The other option was to take the tank down and return my fish, corals and other beasts to the pet shop from which they had come and ask to allow me to trade my precious and beloved tank inhabitants for a totally different type of creature; a Bearded Dragon and all of the items necessary to help him/her thrive.

Luckily for me, the pet shop and I had a wonderful friendship that had been built up over the past 6 years with my visiting them weekly at a minimum and sometimes more often during the summer. They understood my plight. They knew I was an exceptional care taker of my tanks creatures and that I would bring in healthy fish and corals. They agreed to the trade and I went from Ocean to Desert in a matter of days.

My Journey
My Journey

My "Journey"

Journey is the name of my Bearded Dragon. She is a baby and I love her. I am a teacher and she has a tank, both at home and at school. I used the 75 gallon aquarium that once held my salt water creatures and turned it into a desert habitat. I named her Journey because she is a traveling lizard!
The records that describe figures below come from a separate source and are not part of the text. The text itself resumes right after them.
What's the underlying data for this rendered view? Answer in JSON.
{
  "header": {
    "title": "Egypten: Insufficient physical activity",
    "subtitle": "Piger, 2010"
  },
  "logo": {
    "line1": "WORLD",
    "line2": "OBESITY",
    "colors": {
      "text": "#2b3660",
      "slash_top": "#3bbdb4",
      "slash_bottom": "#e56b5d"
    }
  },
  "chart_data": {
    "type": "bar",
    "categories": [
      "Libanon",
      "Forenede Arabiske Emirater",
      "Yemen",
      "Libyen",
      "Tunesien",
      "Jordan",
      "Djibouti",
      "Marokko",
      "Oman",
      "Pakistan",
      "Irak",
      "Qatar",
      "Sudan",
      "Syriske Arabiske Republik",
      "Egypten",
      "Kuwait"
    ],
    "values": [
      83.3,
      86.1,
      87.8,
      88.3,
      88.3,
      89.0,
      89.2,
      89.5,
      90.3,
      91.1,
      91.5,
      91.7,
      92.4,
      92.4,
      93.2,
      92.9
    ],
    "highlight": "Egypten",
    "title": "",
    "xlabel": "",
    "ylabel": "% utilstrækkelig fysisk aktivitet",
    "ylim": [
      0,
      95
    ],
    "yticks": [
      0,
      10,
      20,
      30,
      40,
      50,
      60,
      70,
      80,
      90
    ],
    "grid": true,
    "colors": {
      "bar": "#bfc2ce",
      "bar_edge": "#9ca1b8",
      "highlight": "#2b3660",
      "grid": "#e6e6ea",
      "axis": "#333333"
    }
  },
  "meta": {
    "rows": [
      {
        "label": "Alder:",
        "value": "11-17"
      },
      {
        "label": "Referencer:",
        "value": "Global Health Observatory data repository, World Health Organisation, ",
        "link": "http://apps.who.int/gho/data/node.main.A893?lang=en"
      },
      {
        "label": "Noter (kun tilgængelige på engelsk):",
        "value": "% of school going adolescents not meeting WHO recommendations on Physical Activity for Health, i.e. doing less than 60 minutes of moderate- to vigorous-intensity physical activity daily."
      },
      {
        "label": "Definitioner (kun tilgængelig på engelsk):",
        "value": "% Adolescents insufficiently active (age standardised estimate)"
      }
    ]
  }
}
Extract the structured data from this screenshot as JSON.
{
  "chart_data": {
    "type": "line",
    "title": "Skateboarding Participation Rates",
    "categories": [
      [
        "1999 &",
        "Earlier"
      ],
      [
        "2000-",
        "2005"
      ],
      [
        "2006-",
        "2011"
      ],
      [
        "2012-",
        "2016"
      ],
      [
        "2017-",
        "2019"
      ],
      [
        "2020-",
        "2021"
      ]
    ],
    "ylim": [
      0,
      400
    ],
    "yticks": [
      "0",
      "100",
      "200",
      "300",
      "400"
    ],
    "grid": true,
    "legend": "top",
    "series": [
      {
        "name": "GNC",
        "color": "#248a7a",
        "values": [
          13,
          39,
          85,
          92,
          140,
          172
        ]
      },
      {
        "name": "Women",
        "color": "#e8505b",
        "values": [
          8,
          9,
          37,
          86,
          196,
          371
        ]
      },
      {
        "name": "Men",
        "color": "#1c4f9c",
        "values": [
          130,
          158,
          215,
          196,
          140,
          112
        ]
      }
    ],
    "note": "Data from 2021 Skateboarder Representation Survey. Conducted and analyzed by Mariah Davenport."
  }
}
She lives at school during the week and comes home with me on the weekends.

She is much easier to care for and loves to be held and pet too. She doesn't rip chunks of my skin off and she lets the students pet her as well. Her tank is appealing to the eye; with lots of plastic foliage, drift wood, rocks and turf.

I do not regret my six years as an aquatic enthusiast. My tank brought me such joy and many peaceful moments. I still stop by the fish section in the pet shop to check on my "babies" and some are still there, awaiting new homes. I only hope that the new owners will love them as much as I did.